The Secret World Remains A Secret

The Secret World Remains A Secret

With it being announced on Tuesday that Star Wars: The Old Republic will be going free to play in the autumn (yes, we’re still getting over the shock of that one), an email arrived in my inbox today inviting me to try  out that other big and even newer MMOG, The Secret World, for free this weekend “to celebrate that the game is one month old.”

Yes, that’s one month old.

Now I’ve not played The Secret World beyond clicking through a couple hours during the beta, so I’m in no position to judge the quality of the game at any level (which I understand is quite high and the game distinct from virtually every other MMOG out there – which is a very good thing), but the fact that the marketeers of the game deem a month of existence worth celebrating could be construed as either very worrying or a little bit desperate. It’s a strategy that suggests to me that The Secret World is not nearly doing as well as was hoped.
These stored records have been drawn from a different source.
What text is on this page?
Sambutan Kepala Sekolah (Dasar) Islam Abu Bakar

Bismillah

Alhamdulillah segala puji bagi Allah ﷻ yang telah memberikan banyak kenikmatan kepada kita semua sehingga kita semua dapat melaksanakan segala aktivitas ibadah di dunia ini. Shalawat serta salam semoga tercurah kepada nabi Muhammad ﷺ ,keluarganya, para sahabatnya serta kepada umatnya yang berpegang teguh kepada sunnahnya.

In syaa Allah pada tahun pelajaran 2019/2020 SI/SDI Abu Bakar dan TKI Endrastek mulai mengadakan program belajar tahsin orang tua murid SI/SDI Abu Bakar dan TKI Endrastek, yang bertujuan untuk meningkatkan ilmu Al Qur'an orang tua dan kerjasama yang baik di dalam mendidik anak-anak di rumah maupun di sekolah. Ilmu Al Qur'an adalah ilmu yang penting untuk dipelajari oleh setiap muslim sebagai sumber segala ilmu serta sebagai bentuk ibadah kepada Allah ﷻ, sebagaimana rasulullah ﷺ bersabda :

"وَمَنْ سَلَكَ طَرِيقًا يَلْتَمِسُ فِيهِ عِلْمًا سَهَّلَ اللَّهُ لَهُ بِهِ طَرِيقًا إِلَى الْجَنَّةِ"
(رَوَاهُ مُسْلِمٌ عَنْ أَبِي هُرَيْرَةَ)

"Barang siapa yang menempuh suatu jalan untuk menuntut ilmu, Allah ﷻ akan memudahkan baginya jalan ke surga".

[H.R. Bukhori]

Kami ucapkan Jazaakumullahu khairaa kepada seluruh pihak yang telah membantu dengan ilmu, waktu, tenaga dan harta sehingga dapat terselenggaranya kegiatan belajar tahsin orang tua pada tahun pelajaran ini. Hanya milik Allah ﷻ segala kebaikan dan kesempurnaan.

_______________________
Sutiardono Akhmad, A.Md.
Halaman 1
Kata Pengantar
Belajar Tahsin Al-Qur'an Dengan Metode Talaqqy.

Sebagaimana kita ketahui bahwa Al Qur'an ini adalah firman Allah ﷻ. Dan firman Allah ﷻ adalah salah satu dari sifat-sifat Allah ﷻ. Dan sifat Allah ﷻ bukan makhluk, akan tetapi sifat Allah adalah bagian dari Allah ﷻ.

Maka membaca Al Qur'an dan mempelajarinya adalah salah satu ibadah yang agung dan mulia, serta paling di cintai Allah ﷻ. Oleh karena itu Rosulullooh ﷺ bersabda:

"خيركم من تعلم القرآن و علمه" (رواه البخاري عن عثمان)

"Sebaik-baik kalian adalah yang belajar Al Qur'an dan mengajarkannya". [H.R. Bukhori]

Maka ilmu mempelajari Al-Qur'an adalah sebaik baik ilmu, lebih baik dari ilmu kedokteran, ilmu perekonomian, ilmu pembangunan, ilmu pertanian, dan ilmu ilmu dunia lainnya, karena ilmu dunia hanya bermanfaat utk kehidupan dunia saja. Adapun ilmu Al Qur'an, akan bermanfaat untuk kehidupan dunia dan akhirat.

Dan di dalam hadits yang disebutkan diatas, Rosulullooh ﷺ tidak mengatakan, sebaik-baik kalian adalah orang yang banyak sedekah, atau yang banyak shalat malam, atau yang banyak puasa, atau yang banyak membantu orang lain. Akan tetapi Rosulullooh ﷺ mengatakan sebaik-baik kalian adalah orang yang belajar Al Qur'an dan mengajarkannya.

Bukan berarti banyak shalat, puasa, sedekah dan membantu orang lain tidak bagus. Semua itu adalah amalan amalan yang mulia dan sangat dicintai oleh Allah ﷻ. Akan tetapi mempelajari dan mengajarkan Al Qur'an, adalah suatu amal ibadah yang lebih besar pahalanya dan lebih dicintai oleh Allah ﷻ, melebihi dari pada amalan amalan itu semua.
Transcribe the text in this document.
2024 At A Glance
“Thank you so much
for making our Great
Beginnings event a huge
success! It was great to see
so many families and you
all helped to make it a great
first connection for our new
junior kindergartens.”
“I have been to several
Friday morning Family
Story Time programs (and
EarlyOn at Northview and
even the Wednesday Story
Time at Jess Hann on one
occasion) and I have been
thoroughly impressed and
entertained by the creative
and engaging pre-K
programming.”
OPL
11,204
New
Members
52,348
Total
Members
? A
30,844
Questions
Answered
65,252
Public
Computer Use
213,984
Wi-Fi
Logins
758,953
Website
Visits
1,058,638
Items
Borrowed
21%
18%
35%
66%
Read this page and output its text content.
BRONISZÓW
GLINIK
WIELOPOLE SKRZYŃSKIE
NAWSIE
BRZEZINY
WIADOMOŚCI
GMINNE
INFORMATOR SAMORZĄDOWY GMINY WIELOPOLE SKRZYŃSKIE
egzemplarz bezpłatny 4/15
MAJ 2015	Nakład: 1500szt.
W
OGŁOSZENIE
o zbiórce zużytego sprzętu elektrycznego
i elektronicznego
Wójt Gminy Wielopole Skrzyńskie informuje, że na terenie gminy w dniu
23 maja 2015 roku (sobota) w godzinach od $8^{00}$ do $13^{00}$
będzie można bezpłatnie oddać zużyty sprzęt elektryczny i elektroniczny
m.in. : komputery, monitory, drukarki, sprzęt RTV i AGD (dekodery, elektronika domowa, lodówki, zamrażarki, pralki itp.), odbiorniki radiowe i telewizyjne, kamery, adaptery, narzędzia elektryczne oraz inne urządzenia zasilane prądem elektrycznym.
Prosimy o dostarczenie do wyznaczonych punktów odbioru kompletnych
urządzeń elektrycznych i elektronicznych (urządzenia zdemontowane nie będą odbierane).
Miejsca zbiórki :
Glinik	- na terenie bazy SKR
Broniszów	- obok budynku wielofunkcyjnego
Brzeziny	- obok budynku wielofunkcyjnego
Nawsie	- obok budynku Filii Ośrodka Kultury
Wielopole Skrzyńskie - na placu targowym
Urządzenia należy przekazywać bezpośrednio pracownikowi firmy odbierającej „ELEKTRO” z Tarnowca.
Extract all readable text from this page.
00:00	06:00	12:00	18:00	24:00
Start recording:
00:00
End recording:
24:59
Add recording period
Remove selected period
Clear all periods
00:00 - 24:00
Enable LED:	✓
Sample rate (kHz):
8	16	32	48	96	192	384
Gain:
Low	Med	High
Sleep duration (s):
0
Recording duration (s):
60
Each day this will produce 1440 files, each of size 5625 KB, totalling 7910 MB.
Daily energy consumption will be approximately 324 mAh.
SWTOR at least managed three months before EA instigated a series of free weekends to help tempt people to try the game, which has led to EA’s game going free to play within a year of its release. I’m of course being a little facetious, but at SWTOR’s rate of conversion The Secret World will be free to play before the summer’s out.

Maybe I’m reading more into this than there is. Maybe free weekend trial offers are more prevalent among the dwindling number of subscription games than I’d noticed, although as someone who plays Eve and keeps an eye on Perpetuum, neither game seems to resort to free access very often, if ever.

Then again, when it comes to the increasingly inevitable switch from pure subscription to a freeplay model, Funcom have never shied away from doing whatever was necessary. Anarchy Online, after near-disastrous beginnings, was something of a trailblazing game in that regard and is still pootling along after 11 years. That being the case, there’s an argument to suggest that The Secret World is in good hands.